For the 5th and 6th notifications there is no state change, it's going from an OK to an OK which should not fire the event handler/SNMP Trap Sender because an OK state is a reset.
When Are Event Handlers Executed?

Event handlers are executed when a service or host:

Is in a SOFT problem state
Initially goes into a HARD problem state
Initially recovers from a SOFT or HARD problem state
Taken from here:

https://assets.nagios.com/downloads/nag ... dlers.html

See here as well:

https://assets.nagios.com/downloads/nag ... types.html

Re: Nagiox XI intermittent issue registering Normal status

Posted: Mon Jun 22, 2020 10:00 pm
by nfv_nagios
Thanks for the explanation.

I would like to the event handler to trigger notification for every OK state. Can you advise how can this be done?

Re: Nagiox XI intermittent issue registering Normal status

Posted: Tue Jun 23, 2020 4:54 pm
by cdienger
To do this you would need to create an individual service in XI for each interface that you want to monitor.

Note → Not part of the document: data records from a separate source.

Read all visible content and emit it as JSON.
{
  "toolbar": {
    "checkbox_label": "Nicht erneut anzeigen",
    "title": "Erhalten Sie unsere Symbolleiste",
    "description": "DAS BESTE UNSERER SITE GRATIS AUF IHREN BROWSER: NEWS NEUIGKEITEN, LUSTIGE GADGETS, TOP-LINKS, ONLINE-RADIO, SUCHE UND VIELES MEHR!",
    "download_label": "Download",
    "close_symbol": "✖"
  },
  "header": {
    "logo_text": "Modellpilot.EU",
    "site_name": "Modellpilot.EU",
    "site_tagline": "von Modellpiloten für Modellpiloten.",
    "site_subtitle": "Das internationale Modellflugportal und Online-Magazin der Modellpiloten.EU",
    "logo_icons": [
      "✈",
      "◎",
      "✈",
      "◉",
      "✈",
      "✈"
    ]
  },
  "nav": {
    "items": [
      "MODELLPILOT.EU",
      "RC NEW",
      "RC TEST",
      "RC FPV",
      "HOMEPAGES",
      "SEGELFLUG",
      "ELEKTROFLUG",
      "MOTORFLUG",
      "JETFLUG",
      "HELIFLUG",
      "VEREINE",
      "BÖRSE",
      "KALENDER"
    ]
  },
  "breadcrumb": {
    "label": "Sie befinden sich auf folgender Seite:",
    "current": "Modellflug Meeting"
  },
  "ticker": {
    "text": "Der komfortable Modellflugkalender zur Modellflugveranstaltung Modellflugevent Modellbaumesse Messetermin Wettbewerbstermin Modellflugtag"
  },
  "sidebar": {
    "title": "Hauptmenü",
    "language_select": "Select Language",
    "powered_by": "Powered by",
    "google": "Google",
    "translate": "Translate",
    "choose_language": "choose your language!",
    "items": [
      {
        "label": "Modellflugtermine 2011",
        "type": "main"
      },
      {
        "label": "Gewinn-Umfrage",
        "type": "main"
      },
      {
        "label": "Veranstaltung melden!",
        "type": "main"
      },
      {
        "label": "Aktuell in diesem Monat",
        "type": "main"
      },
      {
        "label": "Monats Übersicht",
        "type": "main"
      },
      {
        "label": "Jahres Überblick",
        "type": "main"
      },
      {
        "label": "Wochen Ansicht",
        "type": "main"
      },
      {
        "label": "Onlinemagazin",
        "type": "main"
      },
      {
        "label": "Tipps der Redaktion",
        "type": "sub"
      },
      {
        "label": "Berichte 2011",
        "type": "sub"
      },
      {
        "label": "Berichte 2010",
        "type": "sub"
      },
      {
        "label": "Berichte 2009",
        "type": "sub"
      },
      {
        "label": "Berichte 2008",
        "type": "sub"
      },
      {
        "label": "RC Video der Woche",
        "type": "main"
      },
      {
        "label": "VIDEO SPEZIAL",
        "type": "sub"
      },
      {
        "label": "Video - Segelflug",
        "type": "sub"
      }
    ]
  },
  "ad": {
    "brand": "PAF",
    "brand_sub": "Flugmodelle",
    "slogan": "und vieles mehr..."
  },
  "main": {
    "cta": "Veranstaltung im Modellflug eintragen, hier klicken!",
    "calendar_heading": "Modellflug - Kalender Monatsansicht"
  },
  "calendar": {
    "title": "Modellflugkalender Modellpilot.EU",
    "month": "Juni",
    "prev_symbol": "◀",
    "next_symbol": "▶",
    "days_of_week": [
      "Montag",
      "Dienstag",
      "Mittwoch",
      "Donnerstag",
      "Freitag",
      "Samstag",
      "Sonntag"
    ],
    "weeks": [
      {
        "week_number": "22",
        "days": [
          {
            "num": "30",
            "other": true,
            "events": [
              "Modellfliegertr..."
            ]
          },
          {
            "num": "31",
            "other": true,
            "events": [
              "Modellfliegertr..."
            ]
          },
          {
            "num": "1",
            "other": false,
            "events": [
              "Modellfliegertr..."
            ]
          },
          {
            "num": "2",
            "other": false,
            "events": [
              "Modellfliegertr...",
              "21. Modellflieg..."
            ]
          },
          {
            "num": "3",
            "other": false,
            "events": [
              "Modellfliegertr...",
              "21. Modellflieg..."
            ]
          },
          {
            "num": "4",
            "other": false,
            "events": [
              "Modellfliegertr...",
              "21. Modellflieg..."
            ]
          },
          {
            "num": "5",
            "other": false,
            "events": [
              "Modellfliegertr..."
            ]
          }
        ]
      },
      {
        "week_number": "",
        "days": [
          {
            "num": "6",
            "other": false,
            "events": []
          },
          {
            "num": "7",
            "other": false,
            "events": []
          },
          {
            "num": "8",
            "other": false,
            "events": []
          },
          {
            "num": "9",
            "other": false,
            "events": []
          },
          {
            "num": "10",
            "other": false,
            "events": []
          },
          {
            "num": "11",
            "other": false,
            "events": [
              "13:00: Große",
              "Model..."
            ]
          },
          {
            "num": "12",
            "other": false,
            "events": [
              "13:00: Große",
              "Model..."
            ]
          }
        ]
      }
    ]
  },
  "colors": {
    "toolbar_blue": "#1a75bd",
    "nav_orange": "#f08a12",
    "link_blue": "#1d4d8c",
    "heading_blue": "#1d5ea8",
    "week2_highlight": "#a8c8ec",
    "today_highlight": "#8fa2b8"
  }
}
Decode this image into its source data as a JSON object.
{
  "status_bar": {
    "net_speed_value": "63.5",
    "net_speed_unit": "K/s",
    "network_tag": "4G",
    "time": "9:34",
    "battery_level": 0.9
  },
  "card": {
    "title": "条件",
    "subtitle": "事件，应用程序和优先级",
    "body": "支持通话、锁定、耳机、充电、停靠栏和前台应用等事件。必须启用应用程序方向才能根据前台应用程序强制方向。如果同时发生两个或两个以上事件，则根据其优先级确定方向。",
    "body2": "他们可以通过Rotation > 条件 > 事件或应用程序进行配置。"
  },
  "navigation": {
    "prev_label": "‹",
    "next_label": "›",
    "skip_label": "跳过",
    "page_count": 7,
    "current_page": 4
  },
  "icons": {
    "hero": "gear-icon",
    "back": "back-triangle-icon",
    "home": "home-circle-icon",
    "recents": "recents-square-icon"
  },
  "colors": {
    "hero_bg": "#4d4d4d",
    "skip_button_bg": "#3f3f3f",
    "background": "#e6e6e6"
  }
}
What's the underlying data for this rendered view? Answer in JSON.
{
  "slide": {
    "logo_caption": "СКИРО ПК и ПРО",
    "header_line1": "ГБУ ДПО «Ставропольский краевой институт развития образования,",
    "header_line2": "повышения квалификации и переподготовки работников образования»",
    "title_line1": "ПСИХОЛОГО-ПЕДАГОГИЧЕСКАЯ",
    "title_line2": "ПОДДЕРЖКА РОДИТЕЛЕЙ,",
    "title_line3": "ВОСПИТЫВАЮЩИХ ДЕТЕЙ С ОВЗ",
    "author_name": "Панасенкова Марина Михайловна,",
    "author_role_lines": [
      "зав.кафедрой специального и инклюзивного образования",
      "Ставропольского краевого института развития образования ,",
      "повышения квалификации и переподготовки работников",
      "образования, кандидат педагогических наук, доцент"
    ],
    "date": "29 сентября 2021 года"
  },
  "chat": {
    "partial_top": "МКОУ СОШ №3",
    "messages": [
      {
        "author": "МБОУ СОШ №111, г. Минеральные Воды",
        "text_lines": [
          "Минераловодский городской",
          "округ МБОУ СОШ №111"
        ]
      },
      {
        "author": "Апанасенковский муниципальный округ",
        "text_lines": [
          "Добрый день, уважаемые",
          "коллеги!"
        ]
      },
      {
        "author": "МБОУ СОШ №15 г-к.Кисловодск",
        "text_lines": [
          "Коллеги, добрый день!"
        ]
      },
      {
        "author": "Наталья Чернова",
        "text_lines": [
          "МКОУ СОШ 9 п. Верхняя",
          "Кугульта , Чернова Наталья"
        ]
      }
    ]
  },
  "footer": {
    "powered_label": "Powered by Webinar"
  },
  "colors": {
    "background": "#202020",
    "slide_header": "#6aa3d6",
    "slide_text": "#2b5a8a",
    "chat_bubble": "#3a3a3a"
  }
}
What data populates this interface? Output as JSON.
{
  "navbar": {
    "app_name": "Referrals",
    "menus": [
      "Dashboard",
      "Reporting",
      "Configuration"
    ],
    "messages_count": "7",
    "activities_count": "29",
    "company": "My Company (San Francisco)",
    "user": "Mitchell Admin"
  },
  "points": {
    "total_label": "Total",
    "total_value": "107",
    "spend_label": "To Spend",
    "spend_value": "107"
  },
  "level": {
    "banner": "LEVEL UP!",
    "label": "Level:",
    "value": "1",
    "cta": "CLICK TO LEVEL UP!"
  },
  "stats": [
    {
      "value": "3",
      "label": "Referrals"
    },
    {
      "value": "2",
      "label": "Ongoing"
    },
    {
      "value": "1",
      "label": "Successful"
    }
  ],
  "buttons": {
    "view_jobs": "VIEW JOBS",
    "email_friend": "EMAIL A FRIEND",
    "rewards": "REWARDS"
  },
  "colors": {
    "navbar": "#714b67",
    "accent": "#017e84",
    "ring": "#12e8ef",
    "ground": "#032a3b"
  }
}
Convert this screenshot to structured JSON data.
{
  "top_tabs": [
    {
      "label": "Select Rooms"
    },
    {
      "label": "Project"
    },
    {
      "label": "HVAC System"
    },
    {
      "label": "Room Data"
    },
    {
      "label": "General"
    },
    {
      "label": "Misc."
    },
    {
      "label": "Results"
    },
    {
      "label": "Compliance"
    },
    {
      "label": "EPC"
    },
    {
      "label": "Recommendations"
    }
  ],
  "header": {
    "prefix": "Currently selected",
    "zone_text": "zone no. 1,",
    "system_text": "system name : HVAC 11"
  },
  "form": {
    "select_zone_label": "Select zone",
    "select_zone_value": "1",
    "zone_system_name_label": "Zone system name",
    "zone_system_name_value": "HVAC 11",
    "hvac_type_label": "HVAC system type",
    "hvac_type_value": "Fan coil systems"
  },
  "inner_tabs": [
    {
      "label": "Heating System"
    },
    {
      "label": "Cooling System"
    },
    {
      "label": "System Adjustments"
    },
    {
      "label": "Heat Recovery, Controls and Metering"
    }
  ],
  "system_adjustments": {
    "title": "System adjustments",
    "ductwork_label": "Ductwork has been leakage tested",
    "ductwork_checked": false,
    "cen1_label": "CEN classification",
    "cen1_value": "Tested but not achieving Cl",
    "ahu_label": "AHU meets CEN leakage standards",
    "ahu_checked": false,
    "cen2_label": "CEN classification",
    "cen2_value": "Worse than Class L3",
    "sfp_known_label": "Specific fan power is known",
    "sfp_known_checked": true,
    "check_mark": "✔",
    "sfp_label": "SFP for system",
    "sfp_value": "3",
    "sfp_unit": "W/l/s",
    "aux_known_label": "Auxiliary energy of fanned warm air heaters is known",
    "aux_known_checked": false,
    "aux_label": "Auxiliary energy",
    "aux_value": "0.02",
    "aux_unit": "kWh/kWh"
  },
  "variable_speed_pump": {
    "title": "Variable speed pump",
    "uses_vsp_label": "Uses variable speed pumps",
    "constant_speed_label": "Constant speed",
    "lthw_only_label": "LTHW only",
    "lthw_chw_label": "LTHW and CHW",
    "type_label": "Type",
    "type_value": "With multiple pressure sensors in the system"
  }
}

The snmptt.conf would also need to be updated to use the MATCH(http://snmptt.sourceforge.net/docs/snmp ... ONF-MATCH_ operator.

https://assets.nagios.com/downloads/nag ... ios_XI.pdf has these examples:

Code: Select all

EVENT linkDown .1.3.6.1.6.3.1.1.5.3 "Status Events" Critical
FORMAT Link down on interface $1. Admin state: $2. Operational state: $3
EXEC /usr/local/bin/snmptraphandling.py "$r" "SNMP Traps" "$s" "$@" "$-*" "Link
down on interface $1. Admin state: $2. Operational state: $3"
and

Code: Select all

EVENT linkUp .1.3.6.1.6.3.1.1.5.4 "Status Events" Normal
FORMAT Link up on interface $1. Admin state: $2. Operational state: $3
EXEC /usr/local/bin/snmptraphandling.py "$r" "SNMP Traps" "$s" "$@" "$-*"
"Link up on interface $1. Admin state: $2. Operational state: $3"
Which would need to be modified to look something like:

Code: Select all

EVENT linkDown .1.3.6.1.6.3.1.1.5.3 "Status Events" Critical
FORMAT Link down on interface $1. Admin state: $2. Operational state: $3
EXEC /usr/local/bin/snmptraphandling.py "$r" "SNMP Traps Interface 1" "$s" "$@" "$-*" "Link
down on interface $1. Admin state: $2. Operational state: $3"
MATCH $1: 1
and

Code: Select all

EVENT linkUp .1.3.6.1.6.3.1.1.5.4 "Status Events" Normal
FORMAT Link up on interface $1. Admin state: $2. Operational state: $3
EXEC /usr/local/bin/snmptraphandling.py "$r" "SNMP Traps Interface 1" "$s" "$@" "$-*"
"Link up on interface $1. Admin state: $2. Operational state: $3"
MATCH $1: 1
A service in XI would then need to be configured with the description "SNMP Traps Interface 1".